Ma se così facesse l’altro volerebbe via ad ogni folata di quell’alito dolceamaro che gli condensa le inibizioni e intinge i neuroni in aspettative pericolosamente realizzabili.

                                                                               Il terzo istinto è sempre quello più giusto, come un pitagorico declassato Ian si fida del numero perfetto.

Scuotendo la testa in un uragano di fili rossi e gocce trasparenti, arriva il momento di morire dentro, abbassare la testa e portarsi un cuscino alla bocca a soffocare ogni intenzione.
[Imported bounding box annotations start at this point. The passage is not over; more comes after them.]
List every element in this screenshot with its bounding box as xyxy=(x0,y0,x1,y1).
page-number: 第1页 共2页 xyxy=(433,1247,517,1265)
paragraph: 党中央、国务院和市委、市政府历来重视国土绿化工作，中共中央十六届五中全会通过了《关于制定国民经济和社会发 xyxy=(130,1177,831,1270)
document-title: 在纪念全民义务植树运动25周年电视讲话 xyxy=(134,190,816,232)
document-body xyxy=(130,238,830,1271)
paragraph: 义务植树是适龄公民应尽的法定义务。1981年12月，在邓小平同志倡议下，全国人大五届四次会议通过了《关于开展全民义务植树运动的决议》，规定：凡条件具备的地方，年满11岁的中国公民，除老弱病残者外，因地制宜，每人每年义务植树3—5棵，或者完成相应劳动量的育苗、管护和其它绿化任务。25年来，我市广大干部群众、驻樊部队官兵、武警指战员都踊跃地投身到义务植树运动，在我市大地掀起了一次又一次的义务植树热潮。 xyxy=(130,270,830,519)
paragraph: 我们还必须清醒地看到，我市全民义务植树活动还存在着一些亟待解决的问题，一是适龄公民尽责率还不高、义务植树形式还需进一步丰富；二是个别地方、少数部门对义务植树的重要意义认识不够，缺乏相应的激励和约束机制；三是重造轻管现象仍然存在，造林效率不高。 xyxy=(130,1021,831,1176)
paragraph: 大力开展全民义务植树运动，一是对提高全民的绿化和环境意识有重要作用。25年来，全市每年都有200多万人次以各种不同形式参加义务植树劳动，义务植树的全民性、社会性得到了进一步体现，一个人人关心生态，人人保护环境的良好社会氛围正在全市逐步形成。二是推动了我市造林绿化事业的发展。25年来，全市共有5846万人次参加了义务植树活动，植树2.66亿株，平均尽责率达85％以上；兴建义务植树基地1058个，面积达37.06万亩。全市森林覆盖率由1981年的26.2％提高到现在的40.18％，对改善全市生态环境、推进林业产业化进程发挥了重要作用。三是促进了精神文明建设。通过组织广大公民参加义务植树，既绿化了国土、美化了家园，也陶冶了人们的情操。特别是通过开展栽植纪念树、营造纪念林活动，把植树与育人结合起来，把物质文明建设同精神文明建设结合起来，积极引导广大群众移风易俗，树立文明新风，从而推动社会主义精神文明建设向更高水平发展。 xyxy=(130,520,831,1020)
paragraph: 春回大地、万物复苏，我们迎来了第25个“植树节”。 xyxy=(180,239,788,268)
Ian urla tra le fibre di cotone misto a lana e il suono si blocca tra un capillare e l’altro, i denti mordono ogni pausa e il pugno ne batte il tempo tra un unghia nella pelle e l’altra.
                                                                                                                                                                                                          ..Inizia quella che va più a fondo.

Mickey percepisce la tensione e le budella fanno a botte con i reni, l’unica cosa che riesce a pensare è come scappare da quella maledetta situazione ma le manette usate per incatenarlo sono tra le più buone in circolazione e persino un pensiero di troppo può far male, scivola viscido attorno alla gola e inizia a spingere contro l’epiglottide.
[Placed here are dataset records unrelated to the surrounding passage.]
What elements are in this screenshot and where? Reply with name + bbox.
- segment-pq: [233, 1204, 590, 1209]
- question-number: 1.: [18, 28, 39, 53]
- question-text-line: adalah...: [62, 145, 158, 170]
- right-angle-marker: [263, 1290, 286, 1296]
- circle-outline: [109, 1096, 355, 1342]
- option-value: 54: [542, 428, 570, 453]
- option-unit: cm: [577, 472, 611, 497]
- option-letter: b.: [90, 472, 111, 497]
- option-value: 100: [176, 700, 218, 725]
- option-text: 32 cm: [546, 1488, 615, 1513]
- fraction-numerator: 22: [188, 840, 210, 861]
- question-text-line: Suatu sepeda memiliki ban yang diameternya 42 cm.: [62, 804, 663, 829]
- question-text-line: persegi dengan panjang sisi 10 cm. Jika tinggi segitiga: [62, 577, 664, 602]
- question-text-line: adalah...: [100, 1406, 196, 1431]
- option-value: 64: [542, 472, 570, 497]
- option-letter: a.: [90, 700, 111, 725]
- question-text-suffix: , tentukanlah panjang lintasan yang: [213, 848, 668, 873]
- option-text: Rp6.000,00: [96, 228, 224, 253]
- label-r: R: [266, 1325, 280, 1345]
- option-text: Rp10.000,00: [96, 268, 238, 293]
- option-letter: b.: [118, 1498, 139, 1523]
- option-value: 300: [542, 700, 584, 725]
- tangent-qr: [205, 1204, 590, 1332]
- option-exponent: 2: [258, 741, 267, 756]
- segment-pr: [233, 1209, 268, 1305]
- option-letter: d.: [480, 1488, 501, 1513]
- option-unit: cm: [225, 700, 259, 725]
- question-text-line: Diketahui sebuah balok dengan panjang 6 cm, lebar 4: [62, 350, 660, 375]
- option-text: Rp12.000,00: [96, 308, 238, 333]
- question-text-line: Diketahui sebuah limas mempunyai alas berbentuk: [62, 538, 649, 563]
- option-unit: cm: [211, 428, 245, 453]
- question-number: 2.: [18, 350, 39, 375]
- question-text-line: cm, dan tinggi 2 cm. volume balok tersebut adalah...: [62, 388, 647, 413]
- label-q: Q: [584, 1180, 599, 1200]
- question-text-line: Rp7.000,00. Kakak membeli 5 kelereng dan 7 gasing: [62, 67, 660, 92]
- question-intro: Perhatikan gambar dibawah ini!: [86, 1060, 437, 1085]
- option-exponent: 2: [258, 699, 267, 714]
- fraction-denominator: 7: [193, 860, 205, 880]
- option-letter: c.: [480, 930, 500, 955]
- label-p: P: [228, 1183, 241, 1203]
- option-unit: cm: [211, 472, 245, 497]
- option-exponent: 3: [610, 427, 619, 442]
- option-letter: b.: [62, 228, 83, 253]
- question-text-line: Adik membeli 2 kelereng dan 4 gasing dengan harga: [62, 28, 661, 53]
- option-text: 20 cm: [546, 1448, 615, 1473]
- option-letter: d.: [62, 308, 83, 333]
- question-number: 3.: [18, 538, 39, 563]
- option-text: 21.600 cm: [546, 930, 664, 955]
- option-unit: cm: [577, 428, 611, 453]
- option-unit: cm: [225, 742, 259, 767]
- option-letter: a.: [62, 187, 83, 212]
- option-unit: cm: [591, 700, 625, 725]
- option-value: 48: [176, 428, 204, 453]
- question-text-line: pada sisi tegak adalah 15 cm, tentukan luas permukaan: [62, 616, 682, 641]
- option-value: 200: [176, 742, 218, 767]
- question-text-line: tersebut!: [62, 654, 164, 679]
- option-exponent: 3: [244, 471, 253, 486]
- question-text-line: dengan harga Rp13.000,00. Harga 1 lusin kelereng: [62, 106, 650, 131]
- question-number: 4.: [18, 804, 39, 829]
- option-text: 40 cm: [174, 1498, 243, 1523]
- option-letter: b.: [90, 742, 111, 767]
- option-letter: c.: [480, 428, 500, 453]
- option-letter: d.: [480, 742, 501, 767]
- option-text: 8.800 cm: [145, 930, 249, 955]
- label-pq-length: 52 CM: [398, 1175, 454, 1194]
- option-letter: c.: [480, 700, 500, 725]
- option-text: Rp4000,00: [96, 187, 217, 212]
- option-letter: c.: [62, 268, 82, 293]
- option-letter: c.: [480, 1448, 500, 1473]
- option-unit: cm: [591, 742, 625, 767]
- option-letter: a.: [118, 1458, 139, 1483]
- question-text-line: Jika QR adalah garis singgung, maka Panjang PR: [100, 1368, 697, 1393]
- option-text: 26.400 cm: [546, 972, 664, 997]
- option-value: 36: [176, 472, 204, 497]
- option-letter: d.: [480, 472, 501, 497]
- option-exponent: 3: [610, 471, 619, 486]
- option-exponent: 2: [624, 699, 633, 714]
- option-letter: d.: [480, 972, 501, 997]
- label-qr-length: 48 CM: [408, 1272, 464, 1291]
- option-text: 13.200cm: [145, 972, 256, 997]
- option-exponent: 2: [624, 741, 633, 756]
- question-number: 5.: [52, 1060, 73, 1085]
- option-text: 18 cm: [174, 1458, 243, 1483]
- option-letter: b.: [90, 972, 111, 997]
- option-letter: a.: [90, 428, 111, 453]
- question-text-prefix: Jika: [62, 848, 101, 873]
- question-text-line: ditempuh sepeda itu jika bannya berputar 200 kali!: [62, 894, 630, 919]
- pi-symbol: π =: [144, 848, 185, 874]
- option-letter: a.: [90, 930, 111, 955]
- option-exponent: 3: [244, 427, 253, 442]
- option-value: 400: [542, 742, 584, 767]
Restano ad agonizzare con l’acqua dell’altro alla gola, annegando nei rispettivi oceani e nascondendo ogni riserva.
Prima o poi finisce oppure giunge prima l’incoscienza, li trova in posizioni rigide da carenza di magnesio, con le gambe che puntano verso la porta, i visi spenti a furia di piangere e le mani strette all’unica ancora capace di farli restare a galla.
Ian massaggia con il mignolo le dita sottili di Mickey e per tutta risposta quello piega il polso come a volerlo avvolgere in un abbraccio tra estremità.
Poi il moro chiude gli occhi a forza, ingoia saliva che sa di muffa stagionata come quel tipo di esperienza che ti segnano per tutta la vita e l’unica cosa che puoi fare è infilarti nell’incavatura della tua cicatrice personale e sentirti a tuo agio negli sbagli degli altri.
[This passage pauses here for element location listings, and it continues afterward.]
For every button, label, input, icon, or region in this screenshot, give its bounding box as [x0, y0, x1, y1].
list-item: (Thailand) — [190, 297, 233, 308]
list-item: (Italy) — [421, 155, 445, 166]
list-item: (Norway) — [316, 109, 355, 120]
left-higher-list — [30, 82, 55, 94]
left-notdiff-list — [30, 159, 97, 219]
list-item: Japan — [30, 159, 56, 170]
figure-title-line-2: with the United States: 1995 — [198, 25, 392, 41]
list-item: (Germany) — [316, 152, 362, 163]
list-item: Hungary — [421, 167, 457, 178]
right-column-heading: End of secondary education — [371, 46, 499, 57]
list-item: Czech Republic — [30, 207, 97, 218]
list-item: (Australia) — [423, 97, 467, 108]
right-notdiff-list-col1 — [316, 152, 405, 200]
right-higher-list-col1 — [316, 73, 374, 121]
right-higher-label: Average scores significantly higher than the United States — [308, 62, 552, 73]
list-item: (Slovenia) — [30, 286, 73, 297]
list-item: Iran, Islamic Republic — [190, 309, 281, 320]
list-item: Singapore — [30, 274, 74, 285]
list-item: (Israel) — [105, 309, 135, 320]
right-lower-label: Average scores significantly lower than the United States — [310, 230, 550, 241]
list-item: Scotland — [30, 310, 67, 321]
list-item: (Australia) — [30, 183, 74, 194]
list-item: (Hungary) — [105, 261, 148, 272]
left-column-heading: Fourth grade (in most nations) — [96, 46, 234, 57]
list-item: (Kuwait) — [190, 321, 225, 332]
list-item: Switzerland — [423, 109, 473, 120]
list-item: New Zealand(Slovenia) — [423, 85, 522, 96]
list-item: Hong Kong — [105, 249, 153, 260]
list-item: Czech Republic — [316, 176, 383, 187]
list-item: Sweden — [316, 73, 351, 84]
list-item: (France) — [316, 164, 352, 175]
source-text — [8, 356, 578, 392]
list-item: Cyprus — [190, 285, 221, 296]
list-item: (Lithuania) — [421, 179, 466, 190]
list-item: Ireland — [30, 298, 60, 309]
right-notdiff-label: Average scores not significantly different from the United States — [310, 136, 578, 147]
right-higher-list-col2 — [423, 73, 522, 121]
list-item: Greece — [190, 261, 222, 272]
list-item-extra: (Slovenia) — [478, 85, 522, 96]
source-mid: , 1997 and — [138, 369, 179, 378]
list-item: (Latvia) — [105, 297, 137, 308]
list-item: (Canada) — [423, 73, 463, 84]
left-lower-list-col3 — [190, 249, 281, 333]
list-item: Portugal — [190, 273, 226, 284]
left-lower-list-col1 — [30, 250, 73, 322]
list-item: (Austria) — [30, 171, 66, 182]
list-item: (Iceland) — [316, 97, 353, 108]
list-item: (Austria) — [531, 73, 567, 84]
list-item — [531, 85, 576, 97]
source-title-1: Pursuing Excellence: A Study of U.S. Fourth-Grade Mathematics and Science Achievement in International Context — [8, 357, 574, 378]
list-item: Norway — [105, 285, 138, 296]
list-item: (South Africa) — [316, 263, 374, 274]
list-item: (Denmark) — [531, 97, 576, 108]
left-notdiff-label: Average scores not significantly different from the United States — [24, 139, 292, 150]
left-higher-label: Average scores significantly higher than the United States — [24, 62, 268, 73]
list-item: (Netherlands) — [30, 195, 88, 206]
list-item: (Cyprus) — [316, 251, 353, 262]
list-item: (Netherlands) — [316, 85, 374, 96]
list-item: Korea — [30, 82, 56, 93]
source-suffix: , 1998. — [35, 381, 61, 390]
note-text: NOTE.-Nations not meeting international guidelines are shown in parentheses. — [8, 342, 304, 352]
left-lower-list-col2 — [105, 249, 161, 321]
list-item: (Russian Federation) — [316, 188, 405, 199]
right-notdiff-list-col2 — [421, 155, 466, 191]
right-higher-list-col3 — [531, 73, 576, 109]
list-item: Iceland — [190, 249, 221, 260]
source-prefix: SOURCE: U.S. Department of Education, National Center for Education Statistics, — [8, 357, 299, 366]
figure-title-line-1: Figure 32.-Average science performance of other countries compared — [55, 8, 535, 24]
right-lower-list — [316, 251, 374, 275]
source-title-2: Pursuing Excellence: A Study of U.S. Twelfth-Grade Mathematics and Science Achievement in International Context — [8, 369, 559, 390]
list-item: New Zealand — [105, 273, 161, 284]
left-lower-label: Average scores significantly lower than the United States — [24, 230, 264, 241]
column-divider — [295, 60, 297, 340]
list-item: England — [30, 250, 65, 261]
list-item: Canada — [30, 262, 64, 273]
Ian ha la bocca che sa di metallo e qualche piastrina corsa in soccorso a fermare la mini emorragia, apre gli occhi sbattendo le palpebre velocemente come a volersi liberare delle lacrime, come a vantarsi di essere riuscito a trattenere il respiro così a lungo, lì, sotto le ciglia.
Apre uno sbaglio grande quanto un sorriso mettendo in mostra la fila di denti bianchissimi e diritti per il saluto come cadetti al caporale, le lentiggini riprendono colore e le mani sciolgono la presa.
Allora Ian prova i suoi rimedi della nonna per guarire Mickey, legge un libro di lieti fine tra quei capelli scompigliati e non ha il coraggio di fargli voltare la faccia nella sua direzione perché sarebbe davvero troppo.
Inizia a passeggiare tra le curve allenate dei fianchi che si avvitano e le spalle che esplodono, fa correre le dita sulla collina delle natiche spoglie e il bosco intricato tra le gambe, l’accarezza con l’entusiasmo di un bambino e la capacità di un’amante.
Sussurra parole ora che nessuno può sentirle, le soffia direttamente tra le labbra screpolate e le lascia in balia della lingua che danza agitata.
Mickey si finge un fantoccio in balia delle sue attenzioni, si scosta leggermente come misura preventiva, lezione impartitagli dalla vita.

Tiene gli occhi chiusi con la colla dell’illusione per non doversi svegliare e scoprire di non aver mai sognato, stringe le mani tra le lenzuola per non doverle allungare sul volto di Ian e trovarlo concreto contro i polpastrelli a spingere contro la sua pelle.


                                       Ian strofina il naso contro la barba ispida e sorride per entrambi, lo guarda per entrambi, ama per entrambi.